Diamond in the not-so-rough
It's strange how much a venue can affect the feel of an event. If you transplanted the audience and performers from last Friday's Diamond Life party at the Drake Underground to a weird little hole in the wall, the atmosphere would inarguably be rowdier and much less polite and sedate.
This was the Diamond Life, though, and the theme kind of suits the Drake's upmarket swankiness. The indie scene doesn't have to be low-rent all the time, and some people took more time to dress up than you'd usually expect at this kind of party.
We walked in at around half-past midnight to find out that we'd just missed a surprise appearance by Jake Fairley 's more melodic pseudonym, Fairmont . Adam Marshall claimed that the whole set was trance, which would be something of a departure from Fairmont's ambient beginnings but definitely in line with more recent releases. Trance has been derided by the underground for just long enough that it's now cool to admit you like it.

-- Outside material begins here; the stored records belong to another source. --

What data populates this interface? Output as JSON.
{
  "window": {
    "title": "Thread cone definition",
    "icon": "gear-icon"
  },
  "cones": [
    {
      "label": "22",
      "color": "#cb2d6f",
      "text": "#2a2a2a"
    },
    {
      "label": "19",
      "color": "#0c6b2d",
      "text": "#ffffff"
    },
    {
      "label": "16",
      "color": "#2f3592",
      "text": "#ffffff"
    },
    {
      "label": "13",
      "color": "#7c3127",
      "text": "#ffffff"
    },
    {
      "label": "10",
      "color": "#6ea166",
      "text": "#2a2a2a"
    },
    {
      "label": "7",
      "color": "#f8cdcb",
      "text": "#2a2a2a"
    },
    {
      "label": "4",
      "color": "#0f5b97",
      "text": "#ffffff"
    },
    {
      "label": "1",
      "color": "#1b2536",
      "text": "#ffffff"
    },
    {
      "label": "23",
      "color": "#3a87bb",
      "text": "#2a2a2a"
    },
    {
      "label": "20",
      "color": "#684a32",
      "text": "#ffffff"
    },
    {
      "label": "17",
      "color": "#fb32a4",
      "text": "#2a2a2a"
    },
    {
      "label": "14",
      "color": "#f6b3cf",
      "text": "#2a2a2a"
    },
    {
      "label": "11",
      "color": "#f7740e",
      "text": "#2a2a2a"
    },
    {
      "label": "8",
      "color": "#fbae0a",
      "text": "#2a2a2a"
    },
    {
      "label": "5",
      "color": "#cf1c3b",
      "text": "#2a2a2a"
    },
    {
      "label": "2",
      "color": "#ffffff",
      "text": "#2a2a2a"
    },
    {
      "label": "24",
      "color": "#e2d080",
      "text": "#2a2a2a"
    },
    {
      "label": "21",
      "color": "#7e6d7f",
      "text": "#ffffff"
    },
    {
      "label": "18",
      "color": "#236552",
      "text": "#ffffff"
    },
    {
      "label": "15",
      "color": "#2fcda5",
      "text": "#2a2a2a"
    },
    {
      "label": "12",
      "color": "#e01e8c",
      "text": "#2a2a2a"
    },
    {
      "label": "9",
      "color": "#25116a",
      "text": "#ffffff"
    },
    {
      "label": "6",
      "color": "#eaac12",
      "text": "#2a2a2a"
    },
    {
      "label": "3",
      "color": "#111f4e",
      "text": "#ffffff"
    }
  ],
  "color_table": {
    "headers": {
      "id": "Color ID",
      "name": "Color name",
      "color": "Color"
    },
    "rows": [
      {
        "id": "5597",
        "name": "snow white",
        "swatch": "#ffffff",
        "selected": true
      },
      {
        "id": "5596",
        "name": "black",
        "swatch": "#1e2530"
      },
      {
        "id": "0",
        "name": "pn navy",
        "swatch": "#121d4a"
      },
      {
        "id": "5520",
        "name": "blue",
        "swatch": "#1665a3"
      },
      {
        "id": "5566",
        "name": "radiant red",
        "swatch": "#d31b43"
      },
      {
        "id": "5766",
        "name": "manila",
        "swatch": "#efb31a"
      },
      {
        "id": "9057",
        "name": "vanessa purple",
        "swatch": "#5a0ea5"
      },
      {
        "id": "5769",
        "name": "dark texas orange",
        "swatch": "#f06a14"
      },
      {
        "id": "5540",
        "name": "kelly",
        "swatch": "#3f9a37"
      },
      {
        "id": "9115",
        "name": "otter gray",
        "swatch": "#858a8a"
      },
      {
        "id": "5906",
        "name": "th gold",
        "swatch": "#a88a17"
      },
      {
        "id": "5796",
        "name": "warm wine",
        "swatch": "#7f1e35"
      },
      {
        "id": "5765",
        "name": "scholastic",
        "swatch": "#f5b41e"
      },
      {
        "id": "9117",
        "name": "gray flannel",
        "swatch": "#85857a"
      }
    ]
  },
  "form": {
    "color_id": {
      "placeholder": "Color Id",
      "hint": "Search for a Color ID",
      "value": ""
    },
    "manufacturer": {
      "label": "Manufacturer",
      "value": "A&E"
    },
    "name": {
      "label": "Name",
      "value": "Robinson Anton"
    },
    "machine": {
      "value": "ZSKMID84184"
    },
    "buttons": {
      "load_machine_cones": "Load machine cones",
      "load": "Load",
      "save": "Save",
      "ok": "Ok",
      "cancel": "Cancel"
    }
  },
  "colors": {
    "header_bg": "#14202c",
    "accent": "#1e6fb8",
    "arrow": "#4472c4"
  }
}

The official headliner, Lowfish , was already laying down his trademark traditionalist electro. Some tracks were dark and minimalist, while others came closer to Kraftwerk's lushness. Toward the end, he broke away from the electro breakbeat for a track that sounded more like techno's abbreviated four-on-the-floor thump, propelled by a jagged deranged synth riff.
Garage 416 is no longer a monthly event, but every so often something pops up. Saturday night at Gypsy Co-op was a bit different from a normal Garage 416 event, though; instead of a big-name headlining DJ and a full-on promotion campaign, the organizers simply sent out an e-mail saying that someone from Spiritual Life Music would be spinning and that the label didn't want it advertised. Many hoped it might be label head Joe Claussell , who played for Garage 416 at Boa-Redux a couple of months ago. Instead, the guest turned out to be Kamati Pinkston , who is Claussell's manager and also helps run the label. Not quite a big name, but we hadn't really been promised one, and Gypsy Co-op isn't a big venue anyway.

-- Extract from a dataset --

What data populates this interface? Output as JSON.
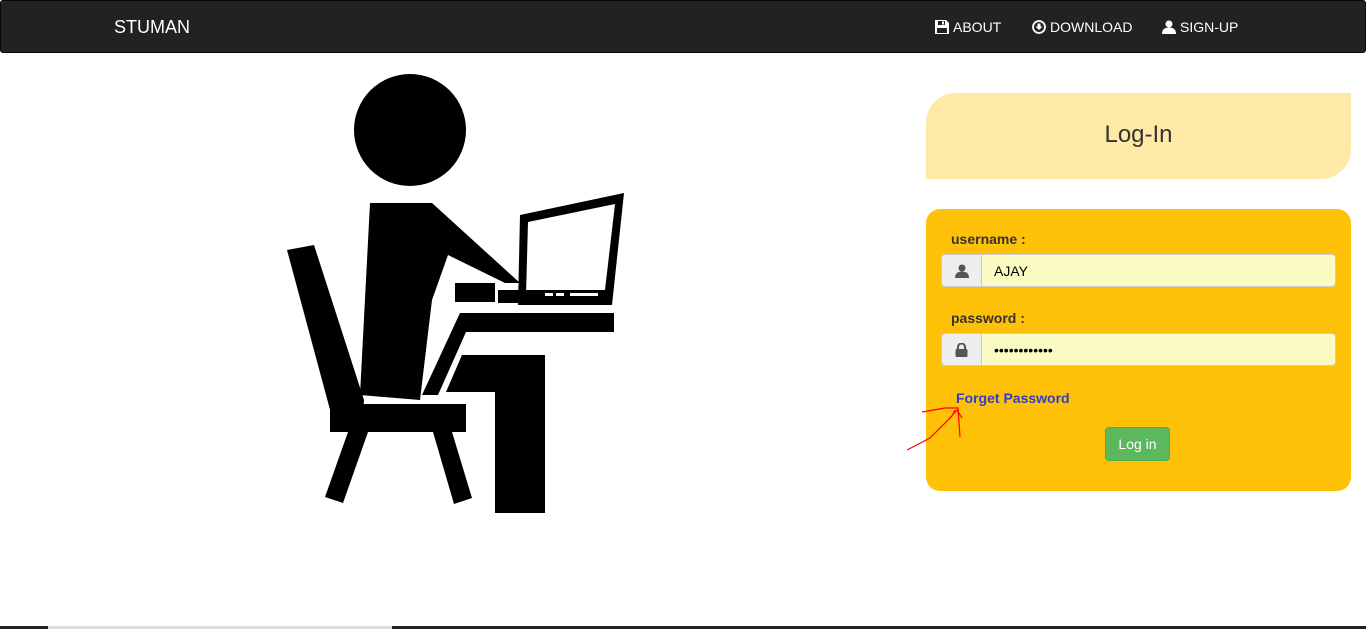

Despite the minimal and vague advertising, a good-sized crowd came out, and it got busy enough that the staff had to start clearing tables away to make room.

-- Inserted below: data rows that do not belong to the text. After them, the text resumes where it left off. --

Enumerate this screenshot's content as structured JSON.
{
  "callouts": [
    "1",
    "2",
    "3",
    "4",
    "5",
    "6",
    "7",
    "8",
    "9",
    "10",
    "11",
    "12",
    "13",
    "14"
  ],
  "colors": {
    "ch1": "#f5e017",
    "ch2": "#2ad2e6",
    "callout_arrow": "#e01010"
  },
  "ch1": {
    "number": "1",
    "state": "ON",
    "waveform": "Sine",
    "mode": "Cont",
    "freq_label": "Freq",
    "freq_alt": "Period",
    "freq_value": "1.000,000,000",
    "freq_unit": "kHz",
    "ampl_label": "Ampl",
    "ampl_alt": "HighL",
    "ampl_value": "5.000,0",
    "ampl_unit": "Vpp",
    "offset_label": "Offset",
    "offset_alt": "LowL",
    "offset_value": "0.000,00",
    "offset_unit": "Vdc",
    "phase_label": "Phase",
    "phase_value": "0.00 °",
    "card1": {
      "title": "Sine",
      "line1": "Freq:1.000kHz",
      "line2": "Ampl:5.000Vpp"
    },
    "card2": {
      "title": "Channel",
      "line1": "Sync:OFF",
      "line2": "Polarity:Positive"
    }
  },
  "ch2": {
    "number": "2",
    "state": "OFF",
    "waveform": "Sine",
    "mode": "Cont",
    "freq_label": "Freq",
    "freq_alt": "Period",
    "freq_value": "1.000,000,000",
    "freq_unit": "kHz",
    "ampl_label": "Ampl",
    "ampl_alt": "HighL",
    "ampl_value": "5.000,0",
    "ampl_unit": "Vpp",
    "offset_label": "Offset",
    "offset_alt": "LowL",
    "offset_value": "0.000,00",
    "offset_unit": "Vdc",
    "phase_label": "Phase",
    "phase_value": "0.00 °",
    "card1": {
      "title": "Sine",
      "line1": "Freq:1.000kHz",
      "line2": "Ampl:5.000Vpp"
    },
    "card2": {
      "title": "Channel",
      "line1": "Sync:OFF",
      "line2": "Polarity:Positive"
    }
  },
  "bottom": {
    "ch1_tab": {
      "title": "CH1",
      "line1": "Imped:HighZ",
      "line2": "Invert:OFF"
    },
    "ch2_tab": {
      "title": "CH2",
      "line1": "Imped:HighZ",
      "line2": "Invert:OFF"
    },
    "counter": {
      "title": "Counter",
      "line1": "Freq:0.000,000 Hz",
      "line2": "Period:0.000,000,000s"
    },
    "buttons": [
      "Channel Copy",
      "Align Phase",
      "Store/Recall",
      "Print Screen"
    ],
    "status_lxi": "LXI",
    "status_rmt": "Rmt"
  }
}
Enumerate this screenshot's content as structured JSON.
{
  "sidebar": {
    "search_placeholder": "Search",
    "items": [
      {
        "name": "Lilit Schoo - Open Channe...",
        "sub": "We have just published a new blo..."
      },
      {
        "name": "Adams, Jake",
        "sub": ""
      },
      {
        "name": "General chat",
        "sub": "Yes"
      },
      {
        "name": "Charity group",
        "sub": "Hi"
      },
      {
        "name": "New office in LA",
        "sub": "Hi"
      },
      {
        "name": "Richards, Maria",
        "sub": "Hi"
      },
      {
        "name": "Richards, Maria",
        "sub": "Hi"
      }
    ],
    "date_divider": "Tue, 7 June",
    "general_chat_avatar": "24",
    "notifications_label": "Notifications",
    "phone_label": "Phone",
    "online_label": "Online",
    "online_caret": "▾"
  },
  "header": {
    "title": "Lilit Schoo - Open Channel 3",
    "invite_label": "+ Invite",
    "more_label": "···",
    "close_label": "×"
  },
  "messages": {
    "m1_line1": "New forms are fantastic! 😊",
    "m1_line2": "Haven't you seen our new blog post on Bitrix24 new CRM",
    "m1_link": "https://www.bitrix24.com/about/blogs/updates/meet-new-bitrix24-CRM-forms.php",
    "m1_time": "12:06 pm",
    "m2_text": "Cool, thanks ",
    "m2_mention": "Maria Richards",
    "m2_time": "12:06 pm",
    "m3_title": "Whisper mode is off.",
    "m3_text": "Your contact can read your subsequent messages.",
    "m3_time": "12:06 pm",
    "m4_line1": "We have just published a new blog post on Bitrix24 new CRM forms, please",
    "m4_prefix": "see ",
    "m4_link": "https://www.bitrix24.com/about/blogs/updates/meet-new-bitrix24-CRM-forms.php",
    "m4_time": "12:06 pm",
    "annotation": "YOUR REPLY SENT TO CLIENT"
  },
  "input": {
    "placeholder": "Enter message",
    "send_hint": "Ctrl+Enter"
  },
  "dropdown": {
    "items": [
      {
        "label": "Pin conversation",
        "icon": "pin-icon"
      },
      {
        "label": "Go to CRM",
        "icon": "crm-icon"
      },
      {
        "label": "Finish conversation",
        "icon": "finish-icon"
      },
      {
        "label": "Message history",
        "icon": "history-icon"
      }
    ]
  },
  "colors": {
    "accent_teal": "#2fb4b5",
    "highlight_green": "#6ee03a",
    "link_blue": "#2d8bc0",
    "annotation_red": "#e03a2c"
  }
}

It would be interesting to see what would happen if they announced a party with no hints about DJs at all. The promoters are established enough at this point that people do come out just because it's Garage 416.
After a warmup set by Moreno , Pinkston stepped up to the decks and let the last record run out. When the silence continued, people started to doubt that the break was intentional, and sure enough, a few songs into his set it became evident from his short and rough mixes that he's not an experienced DJ.
Still, the crowd was dancing, and Pinkston looked like he was having a great time, dancing around and posing. He played some decent tunes and obviously has a passion for the music, but he needs to be tighter if he's going to be booked as a headliner.